Medrar eyes experimental videos

Daily News Egypt
4 Min Read
Experimental video artists are invited to send in their submissions (Photo from Medrar.org)
Experimental video artists are invited to send in their submissions  (Photo from Medrar.org)
Experimental video artists are invited to send in their submissions
(Photo from Medrar.org)

By Fatma Ibrahim

Artist initiative Medrar for Contemporary Art has announced they will be hosting the Fifth Cairo Video Festival in September 2013, and is inviting filmmakers to send in their submissions. The festival provides a platform for sharing and discussing low-budget, high-concept experimental videos. The works submitted are all by emerging artists, and discussions with active video makers are held later on to tackle the themes presented in the works. The deadline for submissions is 30 June.

Mohammed Allam, one of Medrar’s founders, explained that although this is the fifth round of the festival since its inception in 2005, it is the first time after the revolution. But Allam hopes that pre-revolution participation will only be a hint of this year’s results. “In 2010, the fourth round received more than 1000 video submissions, out of which 35 were selected for projection. So this year we cannot wait to see what the festival will be like, with all the changes that have happened in Egypt since 2011.”

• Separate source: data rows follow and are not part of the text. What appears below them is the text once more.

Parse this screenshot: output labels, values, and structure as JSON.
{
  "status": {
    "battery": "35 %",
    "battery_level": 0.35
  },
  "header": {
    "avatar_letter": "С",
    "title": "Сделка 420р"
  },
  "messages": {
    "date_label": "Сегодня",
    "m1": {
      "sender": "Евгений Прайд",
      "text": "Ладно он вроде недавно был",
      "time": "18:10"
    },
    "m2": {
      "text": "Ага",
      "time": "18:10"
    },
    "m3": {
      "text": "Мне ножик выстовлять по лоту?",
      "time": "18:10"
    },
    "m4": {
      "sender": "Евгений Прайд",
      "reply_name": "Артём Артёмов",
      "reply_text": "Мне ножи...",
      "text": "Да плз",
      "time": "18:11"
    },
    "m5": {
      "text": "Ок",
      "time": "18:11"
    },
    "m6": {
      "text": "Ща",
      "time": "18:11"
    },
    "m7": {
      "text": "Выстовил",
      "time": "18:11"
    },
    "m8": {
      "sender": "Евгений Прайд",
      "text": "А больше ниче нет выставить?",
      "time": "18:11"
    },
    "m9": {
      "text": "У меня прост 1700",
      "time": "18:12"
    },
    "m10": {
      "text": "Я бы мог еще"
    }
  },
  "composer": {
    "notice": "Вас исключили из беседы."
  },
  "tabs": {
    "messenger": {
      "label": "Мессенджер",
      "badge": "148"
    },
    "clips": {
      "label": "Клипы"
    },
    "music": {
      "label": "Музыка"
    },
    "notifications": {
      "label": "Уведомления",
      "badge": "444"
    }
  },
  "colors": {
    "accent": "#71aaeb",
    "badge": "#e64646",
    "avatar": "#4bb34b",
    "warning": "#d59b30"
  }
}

Allam discussed the criteria on which they choose the videos. “The participants are free to choose the themes they want to express,” he said. “All we look for is creativity, difference, the quality of the ideas and techniques used. Every edition of the festival the panel of judges sets an outline for choosing the videos, but the criteria are more or less the same.”

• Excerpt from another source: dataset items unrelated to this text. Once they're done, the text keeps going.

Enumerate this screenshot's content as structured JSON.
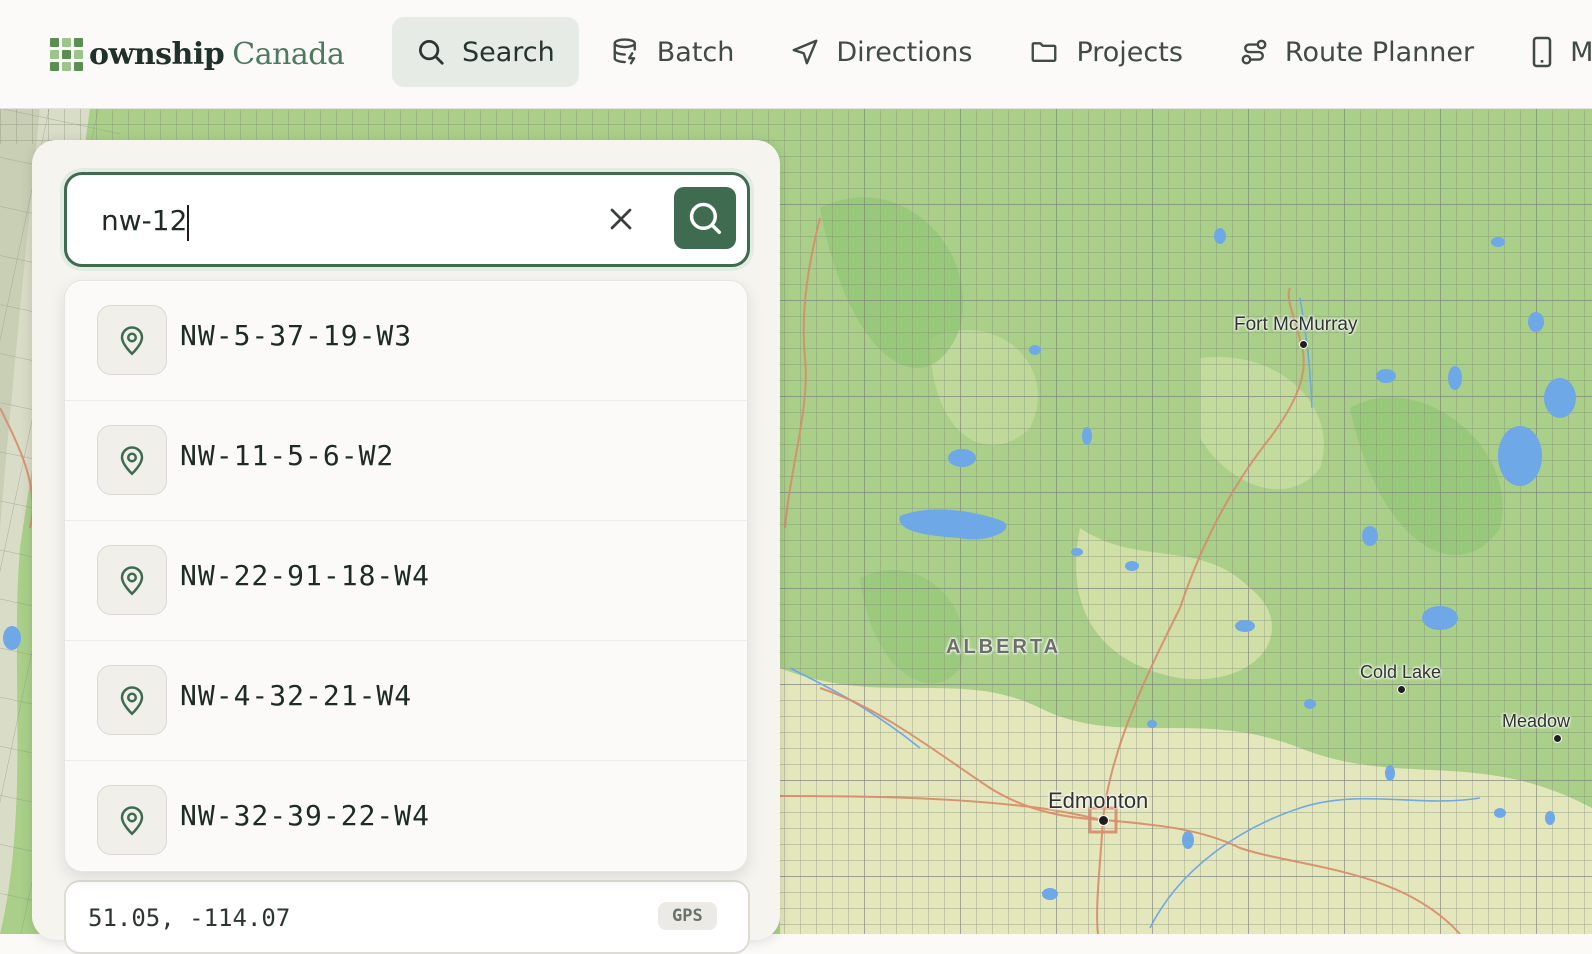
{
  "brand": {
    "name_bold": "ownship",
    "name_light": "Canada"
  },
  "nav": {
    "items": [
      {
        "label": "Search",
        "icon": "search-icon",
        "active": true
      },
      {
        "label": "Batch",
        "icon": "database-icon",
        "active": false
      },
      {
        "label": "Directions",
        "icon": "navigation-arrow-icon",
        "active": false
      },
      {
        "label": "Projects",
        "icon": "folder-icon",
        "active": false
      },
      {
        "label": "Route Planner",
        "icon": "route-icon",
        "active": false
      },
      {
        "label": "M",
        "icon": "mobile-icon",
        "active": false
      }
    ]
  },
  "search": {
    "value": "nw-12",
    "results": [
      {
        "label": "NW-5-37-19-W3"
      },
      {
        "label": "NW-11-5-6-W2"
      },
      {
        "label": "NW-22-91-18-W4"
      },
      {
        "label": "NW-4-32-21-W4"
      },
      {
        "label": "NW-32-39-22-W4"
      }
    ]
  },
  "coordinates": {
    "text": "51.05, -114.07",
    "badge": "GPS"
  },
  "map": {
    "labels": {
      "fort_mcmurray": "Fort McMurray",
      "alberta": "ALBERTA",
      "cold_lake": "Cold Lake",
      "meadow": "Meadow",
      "edmonton": "Edmonton"
    }
  },
  "colors": {
    "accent": "#3f6b50",
    "map_green": "#a8cf86",
    "map_light": "#e6e8be",
    "water": "#6fa9e6"
  }
}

The founders of Medrar are specialised in visual and experimental arts and are searching for submissions that are based on those perspectives rather than documentaries or commercial movies.

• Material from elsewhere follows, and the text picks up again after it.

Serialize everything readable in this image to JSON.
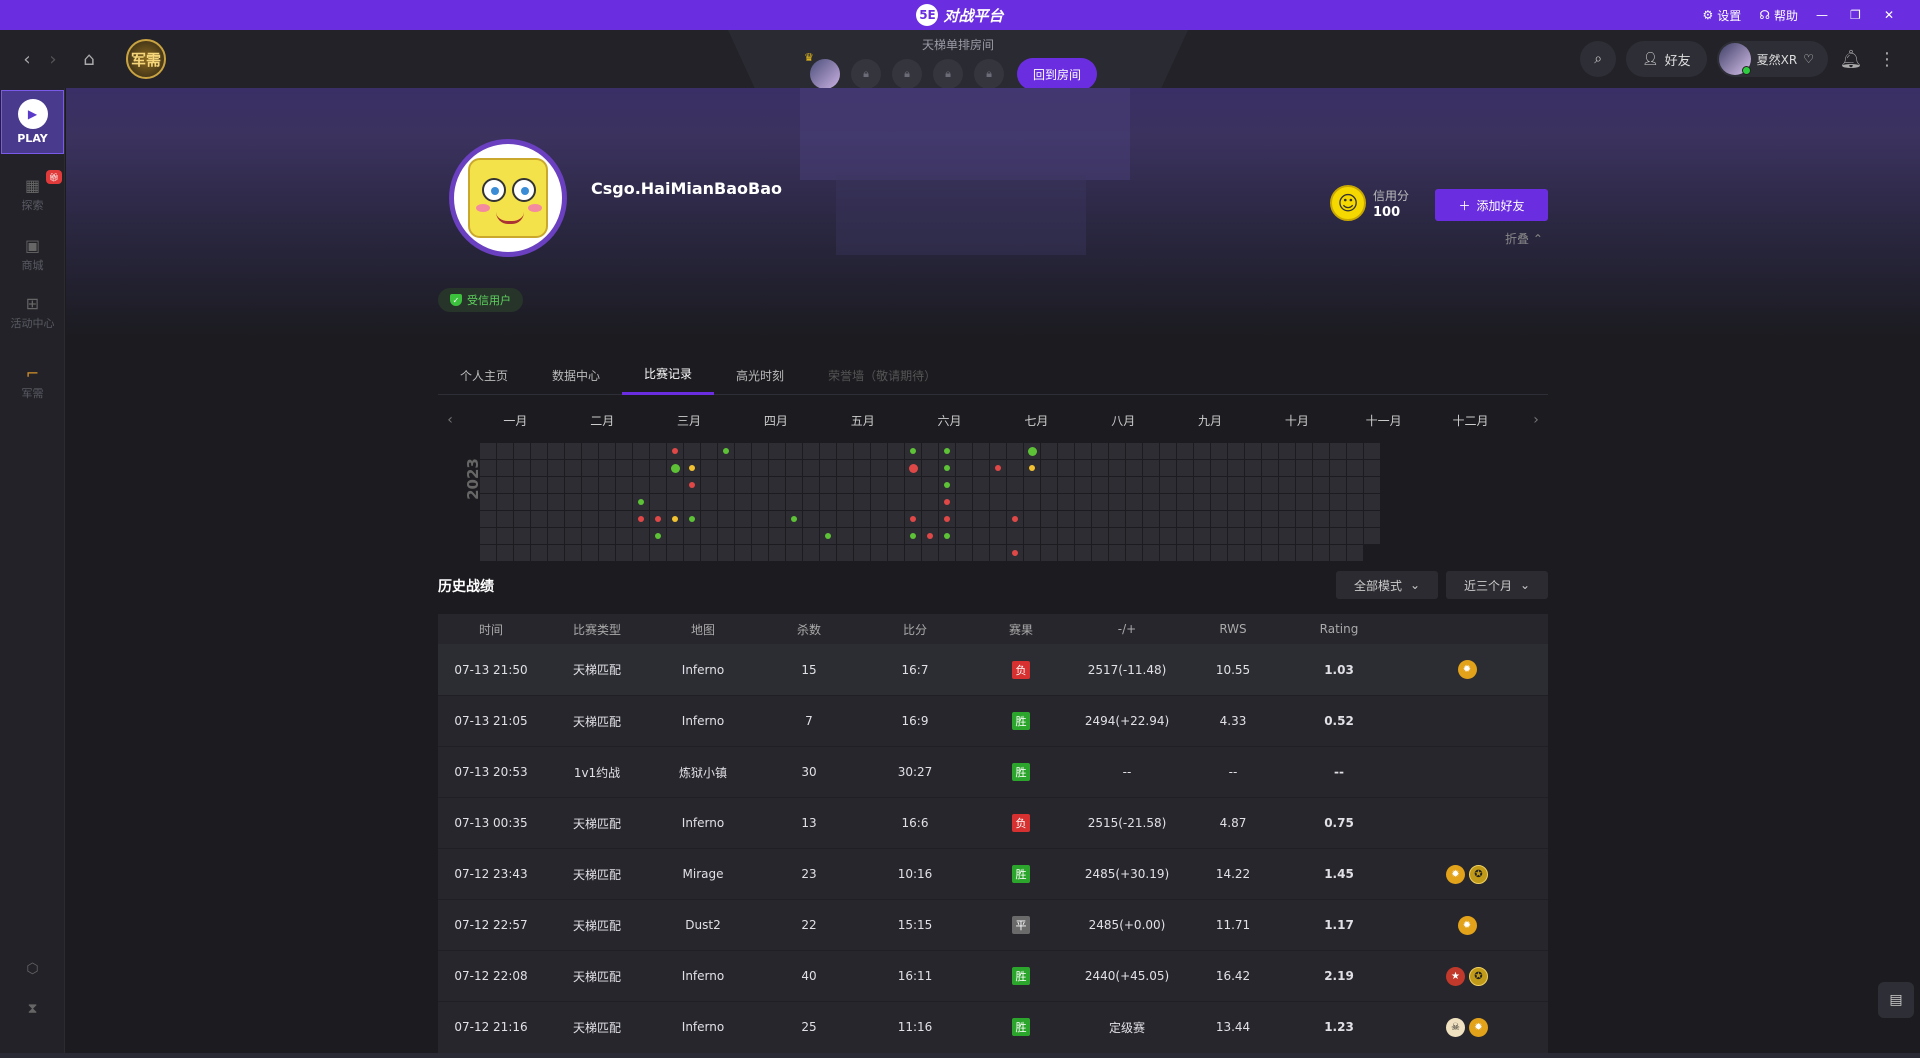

The video festival welcomes participation from all over the world. “International contributions are very valuable,” Allam said. “We previously had works from countries like Holland and Pakistan. It was great to get to know other cultures through movies.”

Submitting movies for the upcoming festival is much easier than in previous years, as participants can fill out the application and send in their videos online. “Previously, it was harder to receive international entries, as more often than not the DVDs we received were either damaged from shipping or had problems passing through the airport customs,” Allam said.

Videos made by individuals, groups, institutions and curators are all welcome. “All they have to do is be creative and have a message to convey,” Allam explained.

Medrar aims to encourage cooperation and competition among artists, locally and internationally, as well as between institutions and critics, in collaborations that engage in the rich arena of media arts. To achieve this, the initiative hosts festivals, art exhibitions, workshops and events. “We are working on a project called ‘Medrar TV’, where we shoot and document the often neglected experimental arts on video,” Allam said. “We also have an ongoing project ‘Open Lab Egypt’, which is about setting up a lab for creating digitronic arts. Medrar offers a space and educational workshops to artists interested in creating digitronic artworks.”